Well, I have discovered that "today's puzzle" is not today's puzzle...but I'm going to discuss today's puzzle on the "Today's Puzzle" thread even though it's an old puzzle and not today's. Now that you're all thoroughly confused, I shall elucidate. After finally figuring out the answers to the
New York Times puzzle that appears in today's
Los Angeles Daily News and then looking online to learn more about the puzzle, I discovered that it appeared in the
New York Times on September 11. It seems that the local paper runs the
Times puzzles five weeks after their original publication. That means that when I comment on them here, I'm discussing a five-week-old puzzle. I'll have to confine my comments to other crosswords and not the belated
Times puzzles.
The five-week-old puzzle printed today was described as "the most-discussed puzzle at Lollapuzzoola 7, a tournament held in New York City on August 9." Patrick Blindauer title it "Change of Heart." All the across answers contained three, five, seven or nine letters and the middle letter of each---the "heart"---had to be changed to another letter so the vertical answers would be correct. The changed letters resulted in real words horizontally but those words no longer matched the clues. The answer to "Computer purchase" was MOUSE but it had to be changed to MOOSE. "Canadian pop singer Lavigne" is AVRIL but the word had to be changed to AVAIL. The "O" and the "A" became part of OAK going down. Blindauer could have skipped the "change of heart" idea and simply written clues to fit the words that appeared in the completed puzzle but of course then it would be just an ordinary puzzle. As it is, the puzzle is rather pointless. The middle letter of every across answer has to be changed so the vertical words make sense.
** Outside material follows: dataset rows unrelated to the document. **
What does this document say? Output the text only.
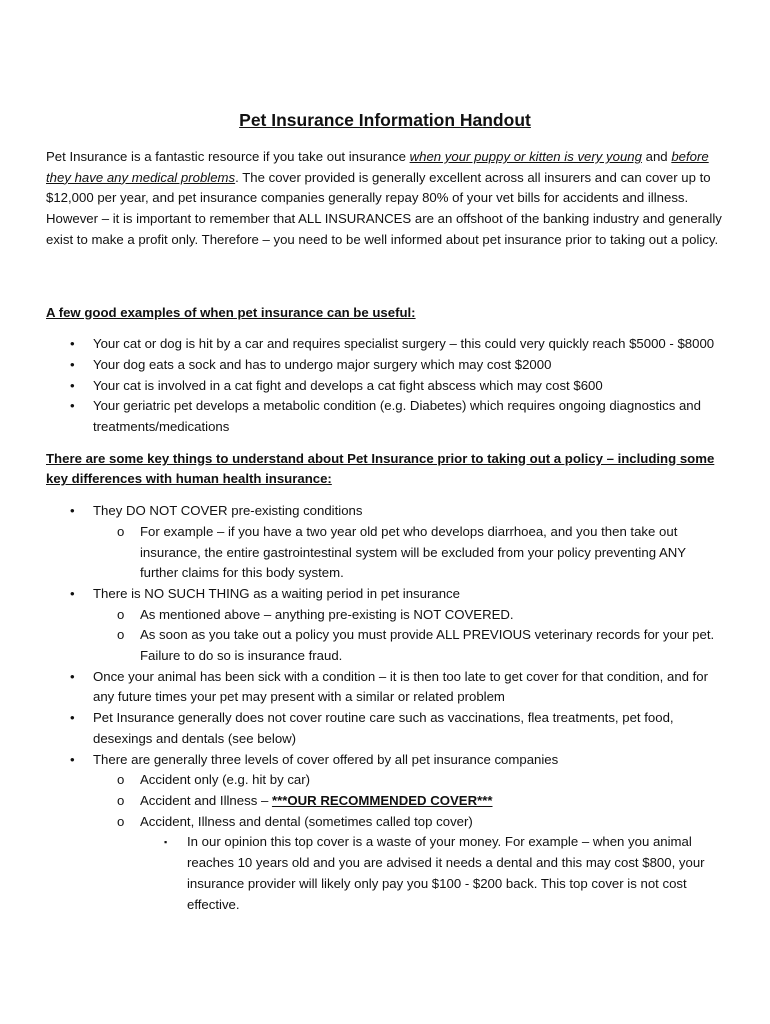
Pet Insurance Information Handout

Pet Insurance is a fantastic resource if you take out insurance when your puppy or kitten is very young and before they have any medical problems. The cover provided is generally excellent across all insurers and can cover up to $12,000 per year, and pet insurance companies generally repay 80% of your vet bills for accidents and illness. However – it is important to remember that ALL INSURANCES are an offshoot of the banking industry and generally exist to make a profit only. Therefore – you need to be well informed about pet insurance prior to taking out a policy.

A few good examples of when pet insurance can be useful:

• Your cat or dog is hit by a car and requires specialist surgery – this could very quickly reach $5000 - $8000
• Your dog eats a sock and has to undergo major surgery which may cost $2000
• Your cat is involved in a cat fight and develops a cat fight abscess which may cost $600
• Your geriatric pet develops a metabolic condition (e.g. Diabetes) which requires ongoing diagnostics and treatments/medications

There are some key things to understand about Pet Insurance prior to taking out a policy – including some key differences with human health insurance:

• They DO NOT COVER pre-existing conditions
o For example – if you have a two year old pet who develops diarrhoea, and you then take out insurance, the entire gastrointestinal system will be excluded from your policy preventing ANY further claims for this body system.
• There is NO SUCH THING as a waiting period in pet insurance
o As mentioned above – anything pre-existing is NOT COVERED.
o As soon as you take out a policy you must provide ALL PREVIOUS veterinary records for your pet. Failure to do so is insurance fraud.
• Once your animal has been sick with a condition – it is then too late to get cover for that condition, and for any future times your pet may present with a similar or related problem
• Pet Insurance generally does not cover routine care such as vaccinations, flea treatments, pet food, desexings and dentals (see below)
• There are generally three levels of cover offered by all pet insurance companies
o Accident only (e.g. hit by car)
o Accident and Illness – ***OUR RECOMMENDED COVER***
o Accident, Illness and dental (sometimes called top cover)
▪ In our opinion this top cover is a waste of your money. For example – when you animal reaches 10 years old and you are advised it needs a dental and this may cost $800, your insurance provider will likely only pay you $100 - $200 back. This top cover is not cost effective.
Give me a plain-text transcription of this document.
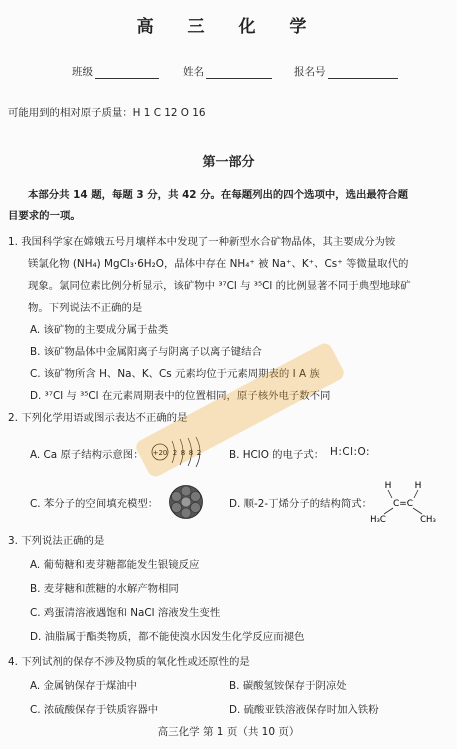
高 三 化 学
班级	姓名	报名号
可能用到的相对原子质量：H 1 C 12 O 16
第一部分
本部分共 14 题，每题 3 分，共 42 分。在每题列出的四个选项中，选出最符合题
目要求的一项。
1. 我国科学家在嫦娥五号月壤样本中发现了一种新型水合矿物晶体，其主要成分为铵
镁氯化物 (NH₄) MgCl₃·6H₂O，晶体中存在 NH₄⁺ 被 Na⁺、K⁺、Cs⁺ 等微量取代的
现象。氯同位素比例分析显示，该矿物中 ³⁷Cl 与 ³⁵Cl 的比例显著不同于典型地球矿
物。下列说法不正确的是
A. 该矿物的主要成分属于盐类
B. 该矿物晶体中金属阳离子与阴离子以离子键结合
C. 该矿物所含 H、Na、K、Cs 元素均位于元素周期表的 I A 族
D. ³⁷Cl 与 ³⁵Cl 在元素周期表中的位置相同，原子核外电子数不同
2. 下列化学用语或图示表达不正确的是
A. Ca 原子结构示意图： +20 2 8 8 2	B. HClO 的电子式： H:Cl:O:
C. 苯分子的空间填充模型：	D. 顺-2-丁烯分子的结构简式：
H	H
C=C
H₃C	CH₃
3. 下列说法正确的是
A. 葡萄糖和麦芽糖都能发生银镜反应
B. 麦芽糖和蔗糖的水解产物相同
C. 鸡蛋清溶液遇饱和 NaCl 溶液发生变性
D. 油脂属于酯类物质，都不能使溴水因发生化学反应而褪色
4. 下列试剂的保存不涉及物质的氧化性或还原性的是
A. 金属钠保存于煤油中	B. 碳酸氢铵保存于阴凉处
C. 浓硫酸保存于铁质容器中	D. 硫酸亚铁溶液保存时加入铁粉
高三化学 第 1 页（共 10 页）
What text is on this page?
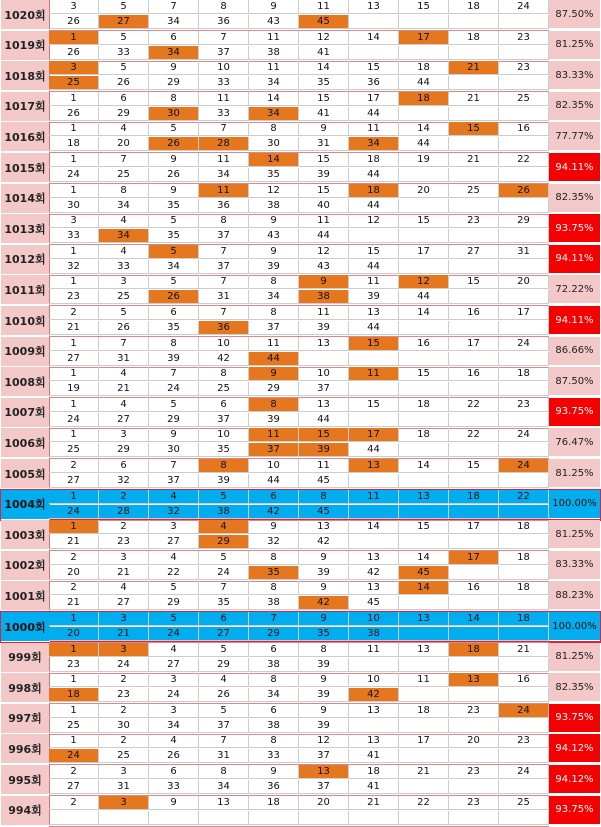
1020회
3	5	7	8	9	11	13	15	18	24
26	27	34	36	43	45
87.50%
1019회
1	5	6	7	11	12	14	17	18	23
26	33	34	37	38	41
81.25%
1018회
3	5	9	10	11	14	15	18	21	23
25	26	29	33	34	35	36	44
83.33%
1017회
1	6	8	11	14	15	17	18	21	25
26	29	30	33	34	41	44
82.35%
1016회
1	4	5	7	8	9	11	14	15	16
18	20	26	28	30	31	34	44
77.77%
1015회
1	7	9	11	14	15	18	19	21	22
24	25	26	34	35	39	44
94.11%
1014회
1	8	9	11	12	15	18	20	25	26
30	34	35	36	38	40	44
82.35%
1013회
3	4	5	8	9	11	12	15	23	29
33	34	35	37	43	44
93.75%
1012회
1	4	5	7	9	12	15	17	27	31
32	33	34	37	39	43	44
94.11%
1011회
1	3	5	7	8	9	11	12	15	20
23	25	26	31	34	38	39	44
72.22%
1010회
2	5	6	7	8	11	13	14	16	17
21	26	35	36	37	39	44
94.11%
1009회
1	7	8	10	11	13	15	16	17	24
27	31	39	42	44
86.66%
1008회
1	4	7	8	9	10	11	15	16	18
19	21	24	25	29	37
87.50%
1007회
1	4	5	6	8	13	15	18	22	23
24	27	29	37	39	44
93.75%
1006회
1	3	9	10	11	15	17	18	22	24
25	29	30	35	37	39	44
76.47%
1005회
2	6	7	8	10	11	13	14	15	24
27	32	37	39	44	45
81.25%
1004회
1	2	4	5	6	8	11	13	18	22
24	28	32	38	42	45
100.00%
1003회
1	2	3	4	9	13	14	15	17	18
21	23	27	29	32	42
81.25%
1002회
2	3	4	5	8	9	13	14	17	18
20	21	22	24	35	39	42	45
83.33%
1001회
2	4	5	7	8	9	13	14	16	18
21	27	29	35	38	42	45
88.23%
1000회
1	3	5	6	7	9	10	13	14	18
20	21	24	27	29	35	38
100.00%
999회
1	3	4	5	6	8	11	13	18	21
23	24	27	29	38	39
81.25%
998회
1	2	3	4	8	9	10	11	13	16
18	23	24	26	34	39	42
82.35%
997회
1	2	3	5	6	9	13	18	23	24
25	30	34	37	38	39
93.75%
996회
1	2	4	7	8	12	13	17	20	23
24	25	26	31	33	37	41
94.12%
995회
2	3	6	8	9	13	18	21	23	24
27	31	33	34	36	37	41
94.12%
994회
2	3	9	13	18	20	21	22	23	25
93.75%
For a puzzle titled "Change of Heart," it might have been better if the middle letter of
every word, across
and down, had to be changed.....but such a puzzle might have just been doubly frustrating and difficult, especially since
none of the answers would match the clues.
Rex Parker's puzzle blog has 229 comments about this one and almost everyone hated it. Among the descriptive adjectives: annoying, confusing, moronic, pointless, cruel, poor, arcane, tedious and arbitrary.